Muito difícil. Principalmente quando começas a viver disto. Há prazos, métricas, expectativas. A minha forma de lidar com isso é só pensar nessas coisas depois de escrever a música. Agora que já escrevi, estou nessa fase — mas também é difícil. Pensar constantemente em conteúdo, promoção, esgotar concertos… Eu não queria pensar em nada disso. “Lost in the Ghosts” é muito sobre esse confronto com fantasmas que me puxam para baixo a nível energético, que me fazem pensar em coisas mundanas, quando a arte, para mim, é espiritual. Às vezes é estranho isto de estar a monetizar algo que para mim é tão puro. Mas se sinto que a minha missão é levar a mensagem a muita gente, então não posso evitar essas questões. Se quero espalhar a mensagem, preciso que as pessoas me ouçam. Nada disto faz sentido se ninguém ouvir.

Quando falámos da “Spells”, tinhas curiosidade sobre a reacção a essa nova fase. Agora que o álbum vai sair, sentes que já tens uma noção mais clara do espaço que conquistaste no rap?

A “Spells” foi uma surpresa. Não é uma música minimamente comercial e, mesmo assim, entrou em playlists de várias rádios — incluindo a Antena 3, onde chegou ao top nacional. Não esperava nada disso. É a prova de que devemos construir com base no que realmente sentimos. Quanto ao rap, sinto que sou rapper e estou confiante com o que fiz neste álbum. Agora, quanto ao resto da indústria, não sei bem. Acho que preciso de que o álbum saia para perceber qual será a reacção.

Na última conversa que tivemos também falaste desta ideia de que o rap feito por mulheres é muitas visto como se fosse uma liga à parte, uma espécie de gueto. Sentes que este álbum pode furar essa barreira e contribuir para este movimento de afirmação do rap feito por mulheres em Portugal?

Acho que sim, pela própria mensagem do álbum, que aborda directamente isso. Por outro lado, recuso-me a falar em “rap feminino” — e ainda bem que trazes esse tema. Os media têm um papel importante aqui. São os próprios media que insistem nessa categorização — “rap feminino”, “rapper com abordagem feminina”… Sinto que o meu álbum é diferente na sonoridade e na escrita e queria que assim fosse. Quando as pessoas pensam em rappers mulheres, pensam logo na Cardi B ou na Megan Thee Stallion — que fazem um rap com uma abordagem muito parecida à dos homens que têm um discurso mega machista e misógino, mas virado para o feminino.  Na época da Lil’ Kim, percebo que esse discurso em torno do sexo fosse empoderador. Hoje, já foi tão feito que não acho que seja aquilo de que precisamos. Claro que têm toda a liberdade de o fazer — mas precisamos de mais diversidade. Quando pensam em rappers mulheres, é logo esse imaginário que vem. E fazem falta outras abordagens. Não consigo fazer futurologia, mas tenho esperança de contribuir para essa mudança.

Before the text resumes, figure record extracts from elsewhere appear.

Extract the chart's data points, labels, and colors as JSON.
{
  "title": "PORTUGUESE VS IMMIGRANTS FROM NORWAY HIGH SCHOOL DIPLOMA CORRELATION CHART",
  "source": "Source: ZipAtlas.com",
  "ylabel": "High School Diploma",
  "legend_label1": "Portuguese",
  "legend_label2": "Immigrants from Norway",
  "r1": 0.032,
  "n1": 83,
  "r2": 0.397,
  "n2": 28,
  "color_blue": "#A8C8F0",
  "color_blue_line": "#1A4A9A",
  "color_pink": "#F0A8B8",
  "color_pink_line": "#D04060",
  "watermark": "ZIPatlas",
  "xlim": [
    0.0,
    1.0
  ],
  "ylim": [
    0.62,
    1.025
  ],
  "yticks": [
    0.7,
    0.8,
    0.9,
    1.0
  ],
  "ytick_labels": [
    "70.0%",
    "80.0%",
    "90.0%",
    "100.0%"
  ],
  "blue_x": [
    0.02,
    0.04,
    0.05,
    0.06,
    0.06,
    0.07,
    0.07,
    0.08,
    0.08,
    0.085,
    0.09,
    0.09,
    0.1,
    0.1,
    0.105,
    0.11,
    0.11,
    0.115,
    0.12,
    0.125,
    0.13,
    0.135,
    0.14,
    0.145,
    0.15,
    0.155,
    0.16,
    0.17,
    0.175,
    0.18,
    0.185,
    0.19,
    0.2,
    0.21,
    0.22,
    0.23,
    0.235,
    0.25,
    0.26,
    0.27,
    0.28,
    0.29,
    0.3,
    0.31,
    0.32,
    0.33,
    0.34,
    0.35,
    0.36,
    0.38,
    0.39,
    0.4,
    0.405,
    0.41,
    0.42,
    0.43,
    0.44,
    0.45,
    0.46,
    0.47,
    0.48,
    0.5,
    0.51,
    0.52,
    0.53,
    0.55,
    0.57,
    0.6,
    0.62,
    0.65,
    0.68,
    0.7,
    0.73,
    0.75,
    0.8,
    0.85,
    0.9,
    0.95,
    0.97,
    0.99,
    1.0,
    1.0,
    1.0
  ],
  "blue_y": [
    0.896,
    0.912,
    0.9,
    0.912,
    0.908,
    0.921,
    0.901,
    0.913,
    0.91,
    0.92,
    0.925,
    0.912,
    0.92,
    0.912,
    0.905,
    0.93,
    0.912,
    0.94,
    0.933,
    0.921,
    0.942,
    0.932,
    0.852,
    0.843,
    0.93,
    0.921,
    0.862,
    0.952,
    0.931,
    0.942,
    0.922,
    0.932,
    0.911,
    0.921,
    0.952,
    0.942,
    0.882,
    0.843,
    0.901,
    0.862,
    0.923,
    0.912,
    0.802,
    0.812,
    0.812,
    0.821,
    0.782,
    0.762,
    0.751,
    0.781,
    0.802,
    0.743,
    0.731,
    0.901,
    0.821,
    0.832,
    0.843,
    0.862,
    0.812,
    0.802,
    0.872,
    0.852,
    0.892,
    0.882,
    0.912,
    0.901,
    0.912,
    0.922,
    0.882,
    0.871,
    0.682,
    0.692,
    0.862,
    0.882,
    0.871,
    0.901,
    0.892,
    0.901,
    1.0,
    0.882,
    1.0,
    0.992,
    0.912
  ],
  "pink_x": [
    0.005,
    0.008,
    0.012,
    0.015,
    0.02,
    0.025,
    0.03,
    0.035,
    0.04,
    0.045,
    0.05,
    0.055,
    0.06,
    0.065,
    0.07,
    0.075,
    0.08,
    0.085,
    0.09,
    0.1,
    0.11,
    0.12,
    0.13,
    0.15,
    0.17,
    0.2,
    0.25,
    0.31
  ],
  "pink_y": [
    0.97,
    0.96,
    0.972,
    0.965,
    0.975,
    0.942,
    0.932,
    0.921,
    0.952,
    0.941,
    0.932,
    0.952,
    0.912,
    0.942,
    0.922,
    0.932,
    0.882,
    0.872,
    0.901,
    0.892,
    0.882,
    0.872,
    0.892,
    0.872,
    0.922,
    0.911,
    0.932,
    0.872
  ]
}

Vais apresentar o álbum ao vivo no Musicbox a 8 de Maio. O que podes antecipar em termos de formato de apresentação?

Vamos ter uma formação diferente — quatro pessoas em palco. Vai ser mesmo um concerto de rap. Vou tocar o álbum de início ao fim, num formato muito fluido. Vai ser como entrar dentro do álbum para te deixares levar pelas histórias. Depois desta apresentação, gostava muito de fazer uma tour em Portugal e na Europa. Um álbum dá muito trabalho. Quero mesmo vivê-lo e aproveitá-lo.

Para terminar, voltemos de novo atrás no tempo. Sai hoje o teu álbum de estreia, escrito integralmente por ti. O que dirias à jovem Sónia adolescente que começou todo este caminho?

Diria para ela seguir sempre aquilo que sente. Essa pessoa que eu era sempre foi muito impulsiva — e foi isso que me trouxe até aqui. Ainda é cedo no caminho que quero fazer, mas acredito que tudo acontece como tem de acontecer. E que, dentro da sabedoria que tinha na altura, essa jovem fez o melhor que sabia. Não lhe dava grandes dicas porque quando dás dicas as pessoas mudam o caminho delas. Cometi erros, atrasei a minha entrada no mundo artístico, mas se aconteceu desta forma é porque tinha de ser assim. Eu não ia escrever como escrevo hoje se não tivesse vivido aquilo que vivi. Acho que só lhe dizia apenas uma coisa: “Use Your Pain Wisely”!